Data-Centric AI

The importance of quality data has not received the attention it deserves. According to Google researchers, conventional approaches to AI development that fail to underscore the role of data suffer often from the negative downstream effects of poor-quality data.

While current AI development strategies focus primarily on the model’s code, the demand for accelerated innovation in artificial intelligence has catalyzed a paradigm shift into a data-centric approach, which will allow companies to unlock even more value out of their machine learning models.

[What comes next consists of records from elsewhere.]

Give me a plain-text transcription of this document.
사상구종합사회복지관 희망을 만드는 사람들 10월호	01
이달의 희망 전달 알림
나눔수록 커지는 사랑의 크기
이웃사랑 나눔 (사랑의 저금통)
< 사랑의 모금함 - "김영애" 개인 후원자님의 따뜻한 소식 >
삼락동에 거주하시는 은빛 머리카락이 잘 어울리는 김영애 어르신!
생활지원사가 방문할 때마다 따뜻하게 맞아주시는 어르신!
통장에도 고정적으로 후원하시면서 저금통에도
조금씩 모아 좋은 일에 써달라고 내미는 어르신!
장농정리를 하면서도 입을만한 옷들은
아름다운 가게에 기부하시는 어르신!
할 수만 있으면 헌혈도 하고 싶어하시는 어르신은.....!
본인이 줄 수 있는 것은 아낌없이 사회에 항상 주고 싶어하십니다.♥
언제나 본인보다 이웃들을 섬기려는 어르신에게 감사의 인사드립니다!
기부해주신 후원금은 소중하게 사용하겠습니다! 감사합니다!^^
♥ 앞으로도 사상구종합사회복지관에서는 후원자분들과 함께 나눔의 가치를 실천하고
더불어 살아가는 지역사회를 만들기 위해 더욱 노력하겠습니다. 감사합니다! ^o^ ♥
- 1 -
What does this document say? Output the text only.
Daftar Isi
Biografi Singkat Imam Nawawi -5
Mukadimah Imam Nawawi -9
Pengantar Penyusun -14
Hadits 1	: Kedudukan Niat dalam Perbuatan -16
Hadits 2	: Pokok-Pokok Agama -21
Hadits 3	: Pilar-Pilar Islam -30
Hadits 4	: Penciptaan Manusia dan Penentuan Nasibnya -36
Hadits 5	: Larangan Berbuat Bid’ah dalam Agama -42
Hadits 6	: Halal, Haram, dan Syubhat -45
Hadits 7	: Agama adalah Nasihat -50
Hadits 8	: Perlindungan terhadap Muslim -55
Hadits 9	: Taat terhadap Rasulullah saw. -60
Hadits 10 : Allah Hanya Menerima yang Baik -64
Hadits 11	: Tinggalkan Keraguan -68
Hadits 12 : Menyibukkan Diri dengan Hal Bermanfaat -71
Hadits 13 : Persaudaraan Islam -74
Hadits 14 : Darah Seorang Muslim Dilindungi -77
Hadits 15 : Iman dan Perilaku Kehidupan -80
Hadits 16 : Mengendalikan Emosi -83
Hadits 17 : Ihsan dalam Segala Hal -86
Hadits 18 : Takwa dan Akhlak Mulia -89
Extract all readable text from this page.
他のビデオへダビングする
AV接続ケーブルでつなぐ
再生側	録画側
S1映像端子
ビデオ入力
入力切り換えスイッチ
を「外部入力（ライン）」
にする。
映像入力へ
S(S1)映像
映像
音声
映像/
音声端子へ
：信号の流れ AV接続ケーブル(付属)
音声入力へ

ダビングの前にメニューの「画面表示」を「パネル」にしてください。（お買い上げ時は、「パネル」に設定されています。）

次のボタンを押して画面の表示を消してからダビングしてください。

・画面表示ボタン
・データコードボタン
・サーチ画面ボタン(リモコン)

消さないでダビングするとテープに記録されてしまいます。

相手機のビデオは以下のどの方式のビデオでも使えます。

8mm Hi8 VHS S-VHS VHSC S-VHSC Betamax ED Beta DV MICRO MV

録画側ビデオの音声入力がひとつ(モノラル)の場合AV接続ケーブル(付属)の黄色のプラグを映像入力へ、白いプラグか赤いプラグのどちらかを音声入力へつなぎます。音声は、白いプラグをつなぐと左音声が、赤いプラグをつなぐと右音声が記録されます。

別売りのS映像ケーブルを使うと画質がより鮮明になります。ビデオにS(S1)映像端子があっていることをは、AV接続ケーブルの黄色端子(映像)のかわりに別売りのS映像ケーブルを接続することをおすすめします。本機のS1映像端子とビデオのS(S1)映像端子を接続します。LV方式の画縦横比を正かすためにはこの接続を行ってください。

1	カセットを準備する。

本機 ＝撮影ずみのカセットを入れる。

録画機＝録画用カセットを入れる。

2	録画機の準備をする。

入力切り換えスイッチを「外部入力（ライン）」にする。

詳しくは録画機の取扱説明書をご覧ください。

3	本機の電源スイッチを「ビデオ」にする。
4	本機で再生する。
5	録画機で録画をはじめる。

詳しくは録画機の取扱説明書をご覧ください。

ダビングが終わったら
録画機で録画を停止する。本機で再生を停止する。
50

How Did Model-Centric AI Work?

In the traditional, model-centric approach to AI development, teams would focus almost entirely on building the model and treat the data like a static variable. This model-centric approach worked in the early years of AI when model architecture was relatively simple.

But today, the inner workings of AI models are becoming more complicated, and developers are finding more value studying the input data instead and taking a more “black box” approach to model tuning. Working with data is easier and provides an avenue for subject-matter experts to add their input.

How Does Data-Centric AI Improve Upon Traditional Methods?

In contrast to traditional model-based AI that relies heavily on pre-set rules and potentially inaccurate generalizations, data-centric AI focuses on understanding the data and making decisions off it accordingly.

In a data-centric project, teams:

  • Gather the relevant data,
  • Form data sets after cleaning up and labeling the data,
  • Train the model with those sets,
  • Deploy the model in the field,
  • And monitor performance.

Based on the AI’s performance, those teams repeat the cycle from the beginning to make iterative improvements or respond to changes in the data.

Data-Centric vs. Model-Centric

Switching from model-centric to data-centric development not only improves the accuracy and performance of machine learning models but also streamlines implementation and reduces time-to-deployment.

Companies must push for this new approach to ensure:

  • Better model performance– Data-centric methods are known to generate models with higher accuracy rates than model-centric ones.
  • Faster implementation– By focusing more on quality data, developers can form the AI into a model more applicable for the intended use case. Otherwise, they waste time adjusting a model that’s working on an unstable foundation of poor data.
  • Model flexibility– A model-centric AI often struggles with new data sets. For example, a manufacturing plant using a model-centric computer vision AI to check for defects in the final product may receive more erroneous results when lighting conditions in the factory change.
  • A stronger focus on data– Switching to a data-centric approach also creates a new focus on AI data management. Going back to the defect detection example, proper data management ensures the AI can correctly categorize a significant defect from a inconsequential anomaly.
  • Internal collaboration– Since the entire company contributes to producing quality data, a data-centric approach brings together developers, specialized staff, and management to collaborate on model production.
  • Future-proof scalability– A general push for data-centric strategies also makes AI solutions more scalable and standardized. When individual teams work on disparate AI deployments, it becomes challenging to collaborate since no standard workflow exists.

It’s worth noting that data-centric and model-centric methodologies are not mutually exclusive, and successful AI developers often combine quality data with well-built models.

How Data-Centric AI Development Contributes to More Productive Machine Learning Operations

Companies today are dedicated to optimizing machine learning operations (MLOps), the business function of deploying and maintaining AI models. And a transition into data-centric ML will be a key component of MLOps practices in the foreseeable future.

Data-centric MLOps matters because:

  • AI performance relies heavily on quality data, and sloppy data sets can result in faulty predictions.
  • When market conditions change, input data sets are the first to shift. A data-centric development approach always incorporates the new data as quickly as possible and ensures the model constantly adapts.
  • It makes understanding the data easier. MLOps teams can quickly identify patterns, relationships, and outliers when they focus on data and can come up with new opportunities for improvement and automation.

A data-centric approach to MLOps is universally impactful for any industry that utilizes AI, ranging from finance to healthcare and manufacturing.